How a decoder writes: one token at a time

A decoder generates text by [[autoregressive-decoding|autoregressive decoding]]: it predicts one token, appends it to the sequence, and feeds the whole thing back in to predict the next — over and over, like a writer who can only ever add the next word and never skip ahead. The catch is that to learn this, a word must never be allowed to peek at words that come *after* it; otherwise the model would cheat by reading the answer. This is enforced by [[masked-attention|masked attention]]: in the decoder, attention is blocked from looking forward, so each position sees only itself and the past.

Run the prompt through the stack and look at the final position's output vector.
Turn that vector into a probability over the whole vocabulary (a softmax over tens of thousands of possible next tokens).
Pick a token from that distribution — greedily, or by sampling for variety.
Append it to the sequence and repeat from step 1 until you hit a stop token.

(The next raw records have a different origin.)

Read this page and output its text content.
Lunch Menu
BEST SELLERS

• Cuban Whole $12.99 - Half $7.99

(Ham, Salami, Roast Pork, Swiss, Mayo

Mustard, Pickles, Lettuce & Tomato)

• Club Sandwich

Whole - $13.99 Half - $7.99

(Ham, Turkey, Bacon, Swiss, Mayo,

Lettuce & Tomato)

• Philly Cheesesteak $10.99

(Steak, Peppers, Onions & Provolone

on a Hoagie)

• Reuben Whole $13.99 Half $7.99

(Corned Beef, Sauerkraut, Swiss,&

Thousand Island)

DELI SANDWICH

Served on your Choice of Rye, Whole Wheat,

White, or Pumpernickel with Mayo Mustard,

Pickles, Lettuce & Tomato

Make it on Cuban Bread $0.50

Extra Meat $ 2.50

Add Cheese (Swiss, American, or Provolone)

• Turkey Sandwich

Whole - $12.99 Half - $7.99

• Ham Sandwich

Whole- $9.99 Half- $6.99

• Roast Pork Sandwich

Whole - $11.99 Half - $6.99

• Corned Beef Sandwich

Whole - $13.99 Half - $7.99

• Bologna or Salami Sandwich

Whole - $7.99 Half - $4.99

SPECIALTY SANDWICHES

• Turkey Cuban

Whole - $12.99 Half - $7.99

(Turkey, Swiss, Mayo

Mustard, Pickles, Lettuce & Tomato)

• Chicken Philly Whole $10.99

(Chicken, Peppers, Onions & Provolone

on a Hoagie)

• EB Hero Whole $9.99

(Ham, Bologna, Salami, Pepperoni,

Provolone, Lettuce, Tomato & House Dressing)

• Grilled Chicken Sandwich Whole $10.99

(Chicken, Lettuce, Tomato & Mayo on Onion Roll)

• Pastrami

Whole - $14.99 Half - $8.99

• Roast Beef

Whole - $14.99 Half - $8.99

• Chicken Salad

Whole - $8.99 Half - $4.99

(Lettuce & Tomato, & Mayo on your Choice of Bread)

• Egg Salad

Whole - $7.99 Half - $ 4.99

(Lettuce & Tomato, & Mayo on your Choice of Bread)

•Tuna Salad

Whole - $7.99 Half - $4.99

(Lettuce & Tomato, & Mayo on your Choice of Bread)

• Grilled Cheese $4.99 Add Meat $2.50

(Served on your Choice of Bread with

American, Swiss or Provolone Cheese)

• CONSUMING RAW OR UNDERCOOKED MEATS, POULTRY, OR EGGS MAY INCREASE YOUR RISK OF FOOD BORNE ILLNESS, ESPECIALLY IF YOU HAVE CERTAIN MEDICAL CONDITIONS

This loop is also why generation feels *sequential* and can be slow: tokens come out one after another, each waiting on the last. A clever optimization called the KV cache saves the attention computations from earlier tokens so they aren't recomputed every step — without it, generating a long reply would be hopelessly slow. It changes the speed, not the nature: a Transformer still writes the way you read aloud, one word after another.

It is worth being honest about what this loop is and is not. The model is not planning a whole answer and then typing it out; at each step it is only estimating *what token tends to come next* given everything so far. The fluency is real and often astonishing, but there is no hidden ledger of facts being consulted — which is exactly why these models can state falsehoods with total confidence. The architecture is a magnificent next-word predictor, not an oracle.

Why it won

The Transformer displaced almost everything before it for one underrated reason: it is *parallel-friendly*. Because a layer processes every word at the same time rather than waiting for the previous one, you can pour a whole sentence — or a whole book — through it in one shot on a GPU. That made it possible to train on staggering amounts of text, and it turned out that bigger Transformers trained on more data just kept getting better, smoothly and predictably. The architecture didn't just win on quality; it won on *trainability at scale*.

None of this means the Transformer is the final word, and the hype that it is the last architecture we will ever need should be taken with salt. Its quadratic attention cost is a genuine ceiling, the positional encoding scheme is still actively re-invented, and serious alternatives are being explored. What is fair to say is that the same handful of ideas you now understand — stacked blocks of attention and feed-forward, glued by residuals and layer norm, generating one token at a time — underlie nearly every system people call 'AI' today. You are no longer looking at a black box. You can name its parts.